Sorting a string field numerically

Another index-time possibility is to use a magnitude notation prefix for all the numeric portions.

So - if the number is 1 digit long, prefix it with a '1', if it is two digits, prefix with a '2', and so on. If you think you'll exceed 10 digits anywhere, then use a two-digit prefix (i.e. 01 and 02 respectively for a 1 digit and a 2 digit number). That gets around having long tokens (e.g. a whole bunch of leading zeroes) which might be an issue, and also allows you some more flexibility on how long an integer you might encounter without having to re-index everything to put more leading zeroes on the front if you exceed your initial 'max length' number. (i.e. a 2 digit mag notation prefix will handle up to a 99 digit number)

So, 1, 2, 10, 20 would be indexed as 011, 012, 0210, 0220, which will sort 'alphabetically' (i.e.
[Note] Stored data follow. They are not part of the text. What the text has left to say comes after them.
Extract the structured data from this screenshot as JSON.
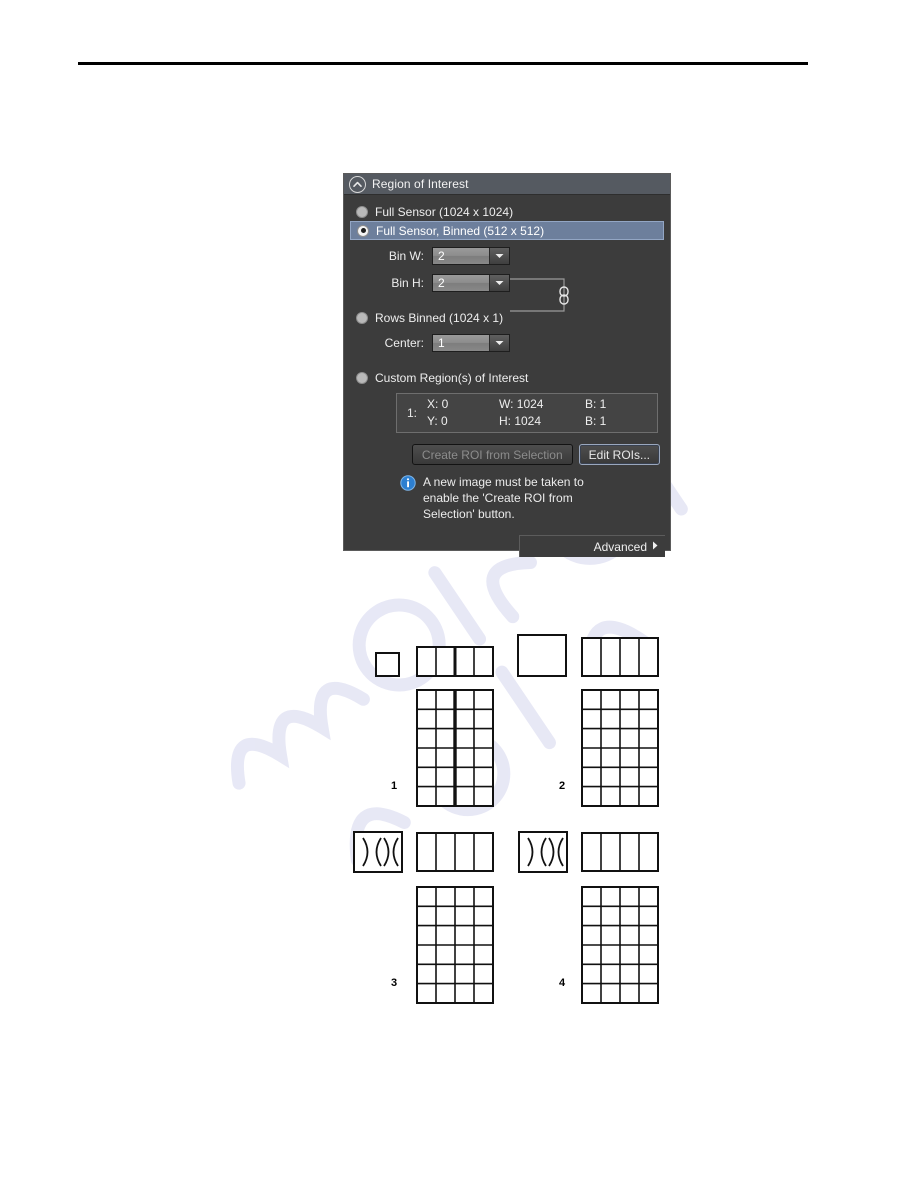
{
  "page": {
    "background_color": "#ffffff",
    "header_rule": true
  },
  "watermark": {
    "text": "manualshive.com"
  },
  "roi_panel": {
    "title": "Region of Interest",
    "collapse_icon": "chevron-up-icon",
    "panel_bg": "#3c3c3c",
    "titlebar_bg": "#555a61",
    "selection_color": "#6d7f9c",
    "options": [
      {
        "label": "Full Sensor (1024 x 1024)",
        "selected": false
      },
      {
        "label": "Full Sensor, Binned (512 x 512)",
        "selected": true
      },
      {
        "label": "Rows Binned (1024 x 1)",
        "selected": false
      },
      {
        "label": "Custom Region(s) of Interest",
        "selected": false
      }
    ],
    "fields": {
      "bin_w_label": "Bin W:",
      "bin_w_value": "2",
      "bin_h_label": "Bin H:",
      "bin_h_value": "2",
      "center_label": "Center:",
      "center_value": "1",
      "link_icon": "chain-link-icon"
    },
    "roi_list": {
      "index": "1:",
      "x_label": "X: 0",
      "y_label": "Y: 0",
      "w_label": "W: 1024",
      "h_label": "H: 1024",
      "b1_label": "B: 1",
      "b2_label": "B: 1"
    },
    "buttons": {
      "create_roi": "Create ROI from Selection",
      "create_roi_enabled": false,
      "edit_rois": "Edit ROIs...",
      "edit_rois_enabled": true,
      "advanced": "Advanced",
      "advanced_arrow": "chevron-right-icon"
    },
    "info": {
      "icon": "info-icon",
      "icon_color": "#2d7fd0",
      "line1": "A new image must be taken to",
      "line2": "enable the 'Create ROI from",
      "line3": "Selection' button."
    }
  },
  "binning_figure": {
    "caption_labels": [
      "1",
      "2",
      "3",
      "4"
    ],
    "panels": [
      {
        "number": "1",
        "pixel_icon": "single-small-square",
        "strip_cells": 4,
        "strip_divider_after": 2,
        "grid_cols": 4,
        "grid_rows": 6,
        "grid_divider_after_col": 2
      },
      {
        "number": "2",
        "pixel_icon": "single-large-square",
        "strip_cells": 4,
        "strip_divider_after": 0,
        "grid_cols": 4,
        "grid_rows": 6,
        "grid_divider_after_col": 0
      },
      {
        "number": "3",
        "pixel_icon": "lens-pair-square",
        "strip_cells": 4,
        "strip_divider_after": 0,
        "grid_cols": 4,
        "grid_rows": 6,
        "grid_divider_after_col": 0
      },
      {
        "number": "4",
        "pixel_icon": "lens-pair-square",
        "strip_cells": 4,
        "strip_divider_after": 0,
        "grid_cols": 4,
        "grid_rows": 6,
        "grid_divider_after_col": 0
      }
    ]
  }
}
LTR sort) in the correct numeric sequence.

Bob Sandiford | Principal Engineer | SirsiDynix
P: 800.288.8020 X6943 | Bob.Sandiford@sirsidynix.commailto:Bob.Sandiford@sirsidynix.com
www.sirsidynix.comhttp://www.sirsidynix.com/

Join the conversation: Like us on Facebook!http://www.facebook.com/SirsiDynix Follow us on Twitter!http://twitter.com/SirsiDynix

From: Igor Motov-3 [via Elasticsearch Users] [mailto:ml-node+s115913n4024574h41@n3.nabble.com]
Sent: Monday, October 29, 2012 9:58 AM
To: Bob Sandiford
Subject: Re: Sorting a string field numerically

I think the idea that Radu outlined might work. But I would propose a few changes to the implementation. First of all, retrieving and parsing source for every single result can be very expensive especially if records have large sources. So, it might be better to replace _source lookup with doc or _field lookup.
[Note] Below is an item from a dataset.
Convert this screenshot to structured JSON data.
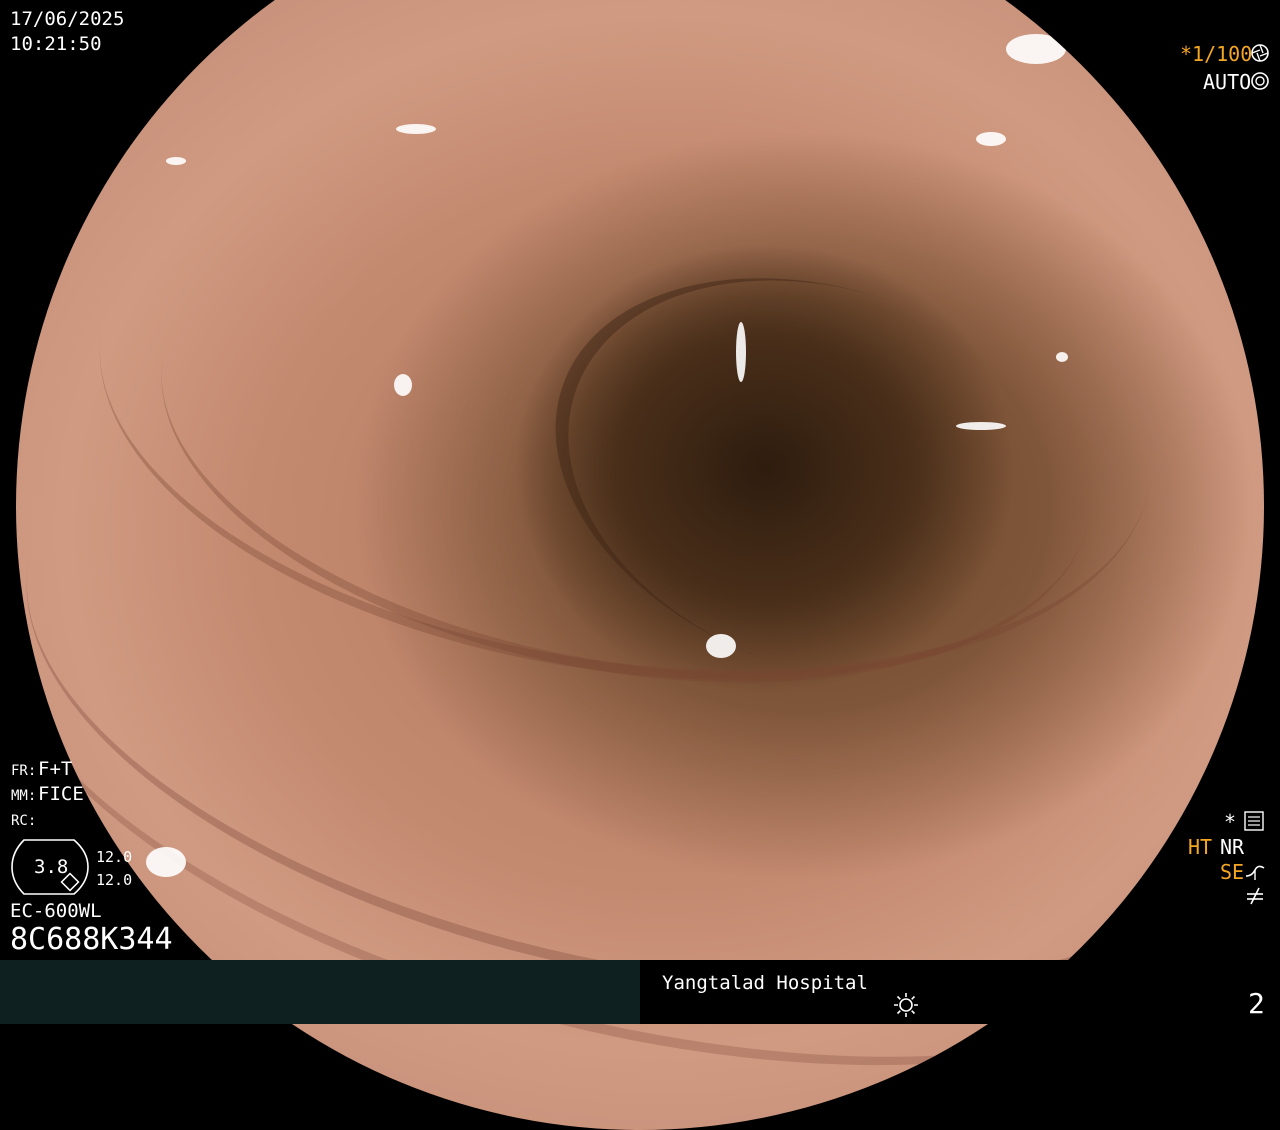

The expression "_source.foo is Integer" would work only if "foo" was an integer in the source. In other words, if it was indexed as {"foo": 123} it would work, but if it was indexed as {"foo": "123"} it wouldn't. In order to handle the latter case, we need to actually parse the string.
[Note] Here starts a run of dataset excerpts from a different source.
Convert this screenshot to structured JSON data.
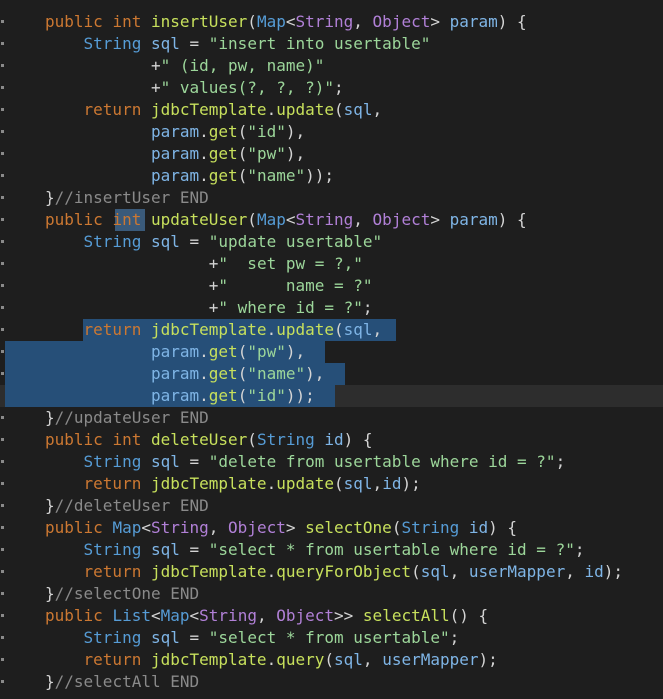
{
  "editor": {
    "lines": [
      [
        [
          "k",
          "public "
        ],
        [
          "k",
          "int "
        ],
        [
          "m",
          "insertUser"
        ],
        [
          "p",
          "("
        ],
        [
          "ty",
          "Map"
        ],
        [
          "p",
          "<"
        ],
        [
          "ty2",
          "String"
        ],
        [
          "p",
          ", "
        ],
        [
          "ty2",
          "Object"
        ],
        [
          "p",
          "> "
        ],
        [
          "v",
          "param"
        ],
        [
          "p",
          ") {"
        ]
      ],
      [
        [
          "t",
          "    "
        ],
        [
          "ty",
          "String "
        ],
        [
          "v",
          "sql"
        ],
        [
          "p",
          " = "
        ],
        [
          "s",
          "\"insert into usertable\""
        ]
      ],
      [
        [
          "t",
          "           "
        ],
        [
          "p",
          "+"
        ],
        [
          "s",
          "\" (id, pw, name)\""
        ]
      ],
      [
        [
          "t",
          "           "
        ],
        [
          "p",
          "+"
        ],
        [
          "s",
          "\" values(?, ?, ?)\""
        ],
        [
          "p",
          ";"
        ]
      ],
      [
        [
          "t",
          "    "
        ],
        [
          "k",
          "return "
        ],
        [
          "m",
          "jdbcTemplate"
        ],
        [
          "p",
          "."
        ],
        [
          "m",
          "update"
        ],
        [
          "p",
          "("
        ],
        [
          "v",
          "sql"
        ],
        [
          "p",
          ","
        ]
      ],
      [
        [
          "t",
          "           "
        ],
        [
          "v",
          "param"
        ],
        [
          "p",
          "."
        ],
        [
          "m",
          "get"
        ],
        [
          "p",
          "("
        ],
        [
          "s",
          "\"id\""
        ],
        [
          "p",
          "),"
        ]
      ],
      [
        [
          "t",
          "           "
        ],
        [
          "v",
          "param"
        ],
        [
          "p",
          "."
        ],
        [
          "m",
          "get"
        ],
        [
          "p",
          "("
        ],
        [
          "s",
          "\"pw\""
        ],
        [
          "p",
          "),"
        ]
      ],
      [
        [
          "t",
          "           "
        ],
        [
          "v",
          "param"
        ],
        [
          "p",
          "."
        ],
        [
          "m",
          "get"
        ],
        [
          "p",
          "("
        ],
        [
          "s",
          "\"name\""
        ],
        [
          "p",
          "));"
        ]
      ],
      [
        [
          "p",
          "}"
        ],
        [
          "c",
          "//insertUser END"
        ]
      ],
      [
        [
          "k",
          "public "
        ],
        [
          "k",
          "int "
        ],
        [
          "m",
          "updateUser"
        ],
        [
          "p",
          "("
        ],
        [
          "ty",
          "Map"
        ],
        [
          "p",
          "<"
        ],
        [
          "ty2",
          "String"
        ],
        [
          "p",
          ", "
        ],
        [
          "ty2",
          "Object"
        ],
        [
          "p",
          "> "
        ],
        [
          "v",
          "param"
        ],
        [
          "p",
          ") {"
        ]
      ],
      [
        [
          "t",
          "    "
        ],
        [
          "ty",
          "String "
        ],
        [
          "v",
          "sql"
        ],
        [
          "p",
          " = "
        ],
        [
          "s",
          "\"update usertable\""
        ]
      ],
      [
        [
          "t",
          "                 "
        ],
        [
          "p",
          "+"
        ],
        [
          "s",
          "\"  set pw = ?,\""
        ]
      ],
      [
        [
          "t",
          "                 "
        ],
        [
          "p",
          "+"
        ],
        [
          "s",
          "\"      name = ?\""
        ]
      ],
      [
        [
          "t",
          "                 "
        ],
        [
          "p",
          "+"
        ],
        [
          "s",
          "\" where id = ?\""
        ],
        [
          "p",
          ";"
        ]
      ],
      [
        [
          "t",
          "    "
        ],
        [
          "k",
          "return "
        ],
        [
          "m",
          "jdbcTemplate"
        ],
        [
          "p",
          "."
        ],
        [
          "m",
          "update"
        ],
        [
          "p",
          "("
        ],
        [
          "v",
          "sql"
        ],
        [
          "p",
          ","
        ]
      ],
      [
        [
          "t",
          "           "
        ],
        [
          "v",
          "param"
        ],
        [
          "p",
          "."
        ],
        [
          "m",
          "get"
        ],
        [
          "p",
          "("
        ],
        [
          "s",
          "\"pw\""
        ],
        [
          "p",
          "),"
        ]
      ],
      [
        [
          "t",
          "           "
        ],
        [
          "v",
          "param"
        ],
        [
          "p",
          "."
        ],
        [
          "m",
          "get"
        ],
        [
          "p",
          "("
        ],
        [
          "s",
          "\"name\""
        ],
        [
          "p",
          "),"
        ]
      ],
      [
        [
          "t",
          "           "
        ],
        [
          "v",
          "param"
        ],
        [
          "p",
          "."
        ],
        [
          "m",
          "get"
        ],
        [
          "p",
          "("
        ],
        [
          "s",
          "\"id\""
        ],
        [
          "p",
          "));"
        ]
      ],
      [
        [
          "p",
          "}"
        ],
        [
          "c",
          "//updateUser END"
        ]
      ],
      [
        [
          "k",
          "public "
        ],
        [
          "k",
          "int "
        ],
        [
          "m",
          "deleteUser"
        ],
        [
          "p",
          "("
        ],
        [
          "ty",
          "String "
        ],
        [
          "v",
          "id"
        ],
        [
          "p",
          ") {"
        ]
      ],
      [
        [
          "t",
          "    "
        ],
        [
          "ty",
          "String "
        ],
        [
          "v",
          "sql"
        ],
        [
          "p",
          " = "
        ],
        [
          "s",
          "\"delete from usertable where id = ?\""
        ],
        [
          "p",
          ";"
        ]
      ],
      [
        [
          "t",
          "    "
        ],
        [
          "k",
          "return "
        ],
        [
          "m",
          "jdbcTemplate"
        ],
        [
          "p",
          "."
        ],
        [
          "m",
          "update"
        ],
        [
          "p",
          "("
        ],
        [
          "v",
          "sql"
        ],
        [
          "p",
          ","
        ],
        [
          "v",
          "id"
        ],
        [
          "p",
          ");"
        ]
      ],
      [
        [
          "p",
          "}"
        ],
        [
          "c",
          "//deleteUser END"
        ]
      ],
      [
        [
          "k",
          "public "
        ],
        [
          "ty",
          "Map"
        ],
        [
          "p",
          "<"
        ],
        [
          "ty2",
          "String"
        ],
        [
          "p",
          ", "
        ],
        [
          "ty2",
          "Object"
        ],
        [
          "p",
          "> "
        ],
        [
          "m",
          "selectOne"
        ],
        [
          "p",
          "("
        ],
        [
          "ty",
          "String "
        ],
        [
          "v",
          "id"
        ],
        [
          "p",
          ") {"
        ]
      ],
      [
        [
          "t",
          "    "
        ],
        [
          "ty",
          "String "
        ],
        [
          "v",
          "sql"
        ],
        [
          "p",
          " = "
        ],
        [
          "s",
          "\"select * from usertable where id = ?\""
        ],
        [
          "p",
          ";"
        ]
      ],
      [
        [
          "t",
          "    "
        ],
        [
          "k",
          "return "
        ],
        [
          "m",
          "jdbcTemplate"
        ],
        [
          "p",
          "."
        ],
        [
          "m",
          "queryForObject"
        ],
        [
          "p",
          "("
        ],
        [
          "v",
          "sql"
        ],
        [
          "p",
          ", "
        ],
        [
          "v",
          "userMapper"
        ],
        [
          "p",
          ", "
        ],
        [
          "v",
          "id"
        ],
        [
          "p",
          ");"
        ]
      ],
      [
        [
          "p",
          "}"
        ],
        [
          "c",
          "//selectOne END"
        ]
      ],
      [
        [
          "k",
          "public "
        ],
        [
          "ty",
          "List"
        ],
        [
          "p",
          "<"
        ],
        [
          "ty",
          "Map"
        ],
        [
          "p",
          "<"
        ],
        [
          "ty2",
          "String"
        ],
        [
          "p",
          ", "
        ],
        [
          "ty2",
          "Object"
        ],
        [
          "p",
          ">> "
        ],
        [
          "m",
          "selectAll"
        ],
        [
          "p",
          "() {"
        ]
      ],
      [
        [
          "t",
          "    "
        ],
        [
          "ty",
          "String "
        ],
        [
          "v",
          "sql"
        ],
        [
          "p",
          " = "
        ],
        [
          "s",
          "\"select * from usertable\""
        ],
        [
          "p",
          ";"
        ]
      ],
      [
        [
          "t",
          "    "
        ],
        [
          "k",
          "return "
        ],
        [
          "m",
          "jdbcTemplate"
        ],
        [
          "p",
          "."
        ],
        [
          "m",
          "query"
        ],
        [
          "p",
          "("
        ],
        [
          "v",
          "sql"
        ],
        [
          "p",
          ", "
        ],
        [
          "v",
          "userMapper"
        ],
        [
          "p",
          ");"
        ]
      ],
      [
        [
          "p",
          "}"
        ],
        [
          "c",
          "//selectAll END"
        ]
      ]
    ]
  }
}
To answer, Nick's question, we can simplify handling of non-numeric cases, by switching from custom_score query to sort script .

So, if we combine all these suggestions, we will get something like this:

{
"query" : {
"match_all": {}
},
"sort": {
"_script":{
"script" : "s = doc['''foo'''].value; n = org.elasticsearch.common.primitives.Ints.tryParse(s); if (n != null) { String.format("%010d",n)} else { s }",
"type" : "string"
}
}
}'

That still might be too slow for the large result list. So, an ideal solution here would be to pad integer values with 0 so all integers have the same size during indexing. In other words, do the same thing that the script above is doing but during indexing.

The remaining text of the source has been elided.